Project description:The aim of our study was to examine NPHS1, NPHS2, WT1 and LAMB2 mutations, previously reported in two thirds of patients with nephrotic syndrome with onset before the age of one year old. Genomic DNA samples from Polish children (n=33) with Steroid-Resistant Nephrotic Syndrome (SRNS) due to focal segmental glomerulosclerosis (FSGS), manifesting before the age of 13 years old, underwent retrospective analysis of NPHS1, NPHS2, WT1 (exons 8, 9 and adjacent exon/intron boundaries) and LAMB2. No pathogenic NPHS1 or LAMB2 mutations were found in our FSGS cohort. SRNS-causing mutations of NPHS2 and WT1 were detected in 7 of 33 patients (21%), including those with nephrotic syndrome manifesting before one year old: five of seven patients. Four patients had homozygous c.413G>A (p.Arg138Gln) NPHS2 mutations; one subject was homozygous for c.868G>A (p.Val290Met) NPHS2. A phenotypic female had C>T transition at position +4 of the WT1 intron 9 (c.1432+4C>T) splice-donor site, and another phenotypic female was heterozygous for G>A transition at position +5 (c.1432+5G>A). Genotyping revealed a female genotypic gender (46, XX) for the first subject and male (46, XY) for the latter.
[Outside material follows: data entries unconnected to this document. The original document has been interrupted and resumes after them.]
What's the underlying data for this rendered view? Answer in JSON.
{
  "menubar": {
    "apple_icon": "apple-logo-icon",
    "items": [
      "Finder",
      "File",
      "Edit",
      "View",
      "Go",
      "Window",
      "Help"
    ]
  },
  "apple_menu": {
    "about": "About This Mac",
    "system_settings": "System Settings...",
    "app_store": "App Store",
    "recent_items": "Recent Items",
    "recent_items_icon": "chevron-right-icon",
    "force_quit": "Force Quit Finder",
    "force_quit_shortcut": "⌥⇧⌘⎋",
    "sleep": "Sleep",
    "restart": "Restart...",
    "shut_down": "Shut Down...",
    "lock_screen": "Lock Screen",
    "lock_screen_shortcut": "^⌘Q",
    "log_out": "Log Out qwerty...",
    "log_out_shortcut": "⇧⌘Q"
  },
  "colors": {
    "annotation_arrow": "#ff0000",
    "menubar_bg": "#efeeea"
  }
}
In addition, one patient was heterozygous for c.104dup (p.Arg36Profs*34) NPHS2; two patients carried a c.686G>A (p.Arg229Gln) NPHS2 non-neutral variant. Results indicate possible clustering of causative NPHS2 mutations in FSGS-proven SRNS with onset before age one year old, and provide additional evidence that patients with childhood steroid-resistant nephrotic syndrome due to focal segmental glomerulosclerosis should first undergo analysis of NPHS2 coding sequence and WT1 exons 8 and 9 and surrounding exon/intron boundary sequences, followed by gender genotyping.